Thasneem is an incredible cook, so we started a cooking business here in Ottawa. We've made a few contacts, shook a few hands, namaste'd a few South Asian business people, and even filled a few food orders. All well and good, but the problem is that we're now cooking from our home kitchen and we need to do everything we can to keep the odors of food out of our furniture, and the oil of cooking from bathing our new couches. I think we've succeed by the strategic placement of a floor fan near a window that goes out to the terrace. Winter should be fun.
But a funny thing happened yesterday when we were heating the stove. I had a flashback to my days in Vietnam, in the war.
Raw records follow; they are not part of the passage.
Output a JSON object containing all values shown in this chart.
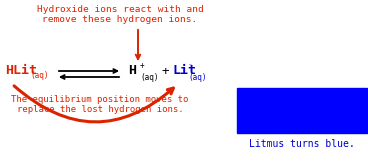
{
  "title_line1": "Hydroxide ions react with and",
  "title_line2": "remove these hydrogen ions.",
  "title_color": "#dd2200",
  "eq_left_main": "HLit",
  "eq_left_sub": "(aq)",
  "eq_left_color": "#dd2200",
  "eq_right1_main": "H",
  "eq_right1_sup": "+",
  "eq_right1_sub": "(aq)",
  "eq_right1_color": "#000000",
  "eq_plus": "+",
  "eq_right2_main": "Lit",
  "eq_right2_sup": "⁻",
  "eq_right2_sub": "(aq)",
  "eq_right2_color": "#0000cc",
  "bottom_line1": "The equilibrium position moves to",
  "bottom_line2": "replace the lost hydrogen ions.",
  "bottom_color": "#dd2200",
  "box_color": "#0000ff",
  "box_label": "Litmus turns blue.",
  "box_label_color": "#0000cc",
  "bg_color": "#ffffff",
  "arrow_color": "#dd2200",
  "down_arrow_color": "#dd2200"
}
There was the unmistakable smell of Pandemonium Red number 101--a spliff-filler so powerful, it could make a naked man charge an enemy tank and beat it with a stick. (Believe me, I know this.) I looked at Thasneem, knowing that she never even held a marijuana joint in her hand, and asked her where that fantastic odor was coming from--she was as clueless as me. It turns out, the house we bought was being rented out to college students prior to our moving in and the stove must have had some old seeds underneath the elements. (This also gave us some insight into the colours chosen for the washrooms.) We cleaned it out and, as it turned out, all is well, but oh, the flashbacks to more innocent times--a time of war and killing, a time to be young, and a time to smoke up.
But not me--I was a good Marine--I'd never smoke pot.